Reactive programming

We are experimenting with reactive programming.  Why?  Orchestration!

The traditional mu.semte.ch architecture provides user-facing microservices.  The frontend orchestrates the microservices as it is best suited to communicate their effects to the end-user.  But what about backend microservices?  How do we let those communicate?  Can we indicate to the user where things were left off?  Yes.  Yes we can.  With reactive programming.

With reactive programming, our services respond to a certain state being available in the database.  As the state changes, the service is informed, and it can react accordingly.  An email service could detect that an email is currently in the Outbox, mail it to the right user, and move it to the Sent box.  We can keep the database as the only sync-point and have services start tasks based on other services’s work.  Backend services can communicate without direct dependencies, using triples to describe their state in the triplestore. The end-user can be informed on the process by visualizing this state in the frontend.

An email example

Backend services write contents to the triplestore, which is discovered by other microservices hooking into this content.

Let’s assume an email system.  As the user creates an email, it is in Draft status.  Once the email should be sent, we move that email into the Outbox.  As this email gets connected to the Outbox, the email sending service picks it up.  It sends the email, and moves it to the Sent mailbox.  Each of these states is trivially easy to express in the semantic model.

Embracing failure

It may be that a microservice drops out.  Perhaps we ran out of emails to send under our current plan, perhaps the server hosting our server decided to go on a holiday.  Our approach ensures that, once the service gets back up, it picks up the work from where it left off.

Assume we prepare 5 emails to be sent at once.  We place each of the emails in the Outbox, and the sending service starts mailing.  As it has sent the third email, we kill the service.  Two emails are left unsent.  They are still present in the Outbox.  When we restart our mailer-service, it checks what emails are still in the Outbox.  The two mails that match are sent.  As new emails arrive, the mailer picks them up and sends them.

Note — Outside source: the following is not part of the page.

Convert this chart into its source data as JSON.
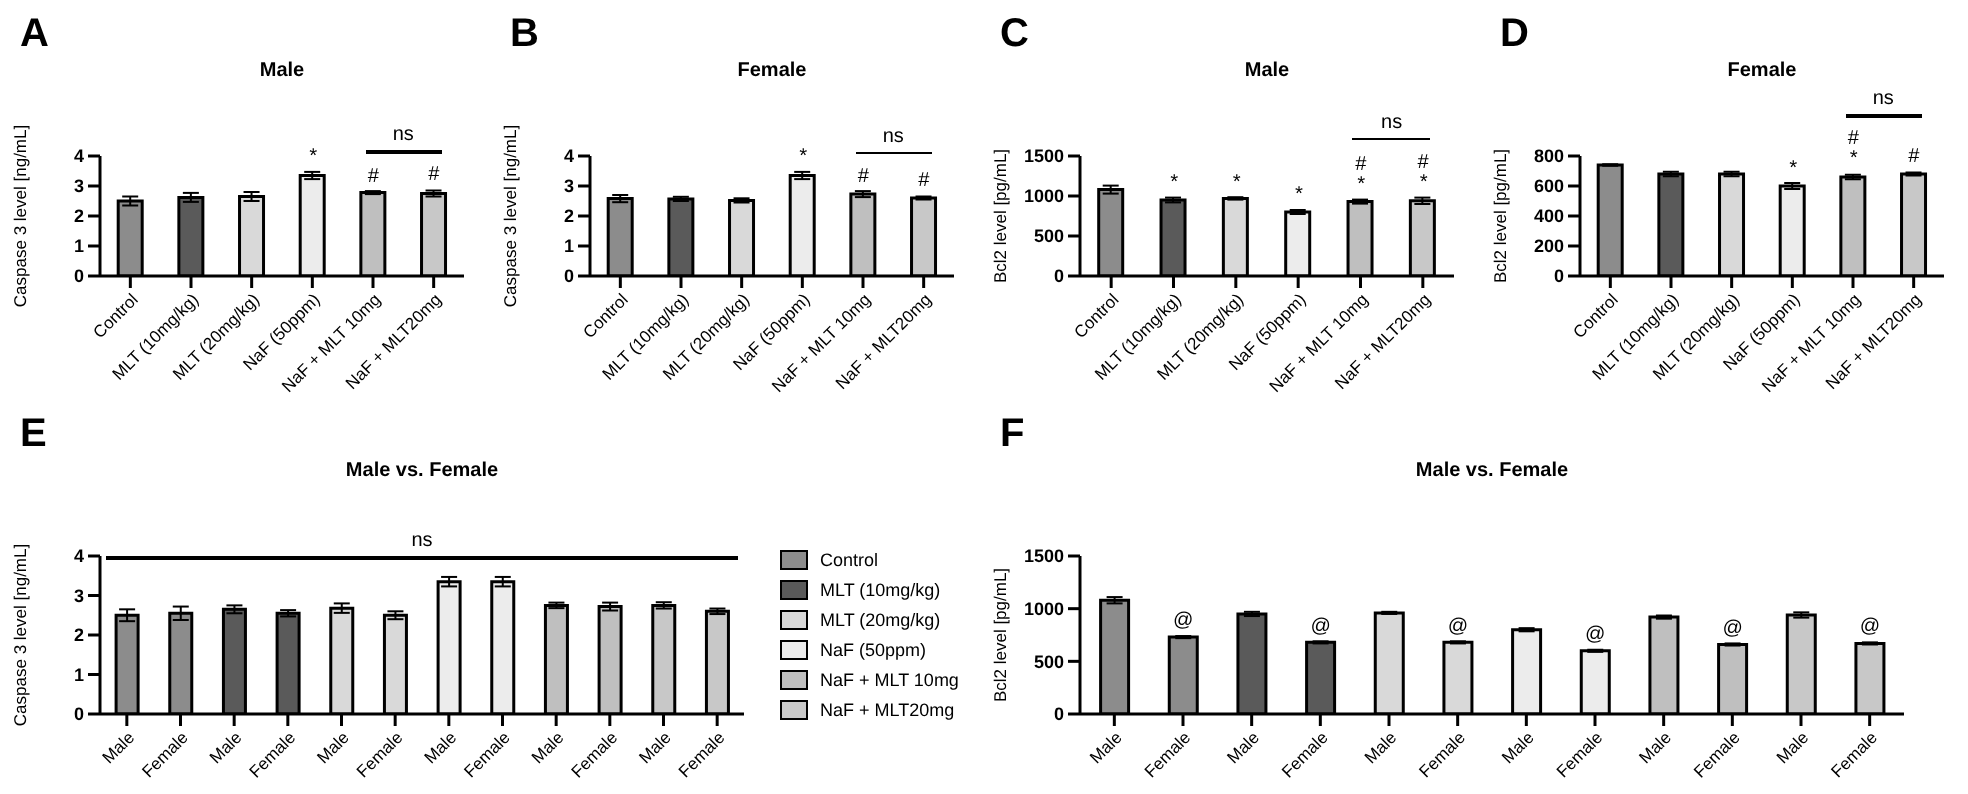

Failures can happen.  It is important to ensure the failure of a single microservice doesn’t bring down the whole application.  A big win for reactive microservices.

Rich combinations

Reactive programming can make the construction of an application a lot simpler.  As we inform the user about state changes, an understanding of the system as a whole can be supplied.

Let us consider a complex mailing and tagging system.  As we draft an email, we see it in the Draft box.  When we send it, our service moves it to the Outbox.  Our user interface reflects this change, and shows the email in the Outbox now.  The mailer service picks up our email, sends it, and moves it to the Sent box.  This too, can be reflected in the user interface.  This whole picture makes it simple for the user to understand what is going on in the application.

We can easily push the boundaries for these rich microservices further with more complex systems.  For instance, we may extend our mail client with automatic tagging of emails.  As we classify a set of emails, a Neural Network service indicates that it has started training on the new examples.  Our user interface shows this state.  Once the network has been trained, the updated parameters are written to the store.  Our classification interface hooks into this to launch a new auto-classification of emails we haven’t checked yet.  The microservices are fully decoupled, and the user can easily get a grip on the fairly complex set of operations going on in the backend.

Rich applications are easier to construct when clear boundaries exist and are being communicated about.

What’s next?

We have ran advanced experiments and have PoCs of the necessary tooling for reactive programming on the mu.semte.ch stack.

The delta-service calculates triples that would be changed by the execution of an update query.  It can inform other services about these changes so they can update as necessary.  We are building some example microservices leveraging this approach, whilst applying the concept to end-user PoC applications.

Expect a follow-up with tangible examples.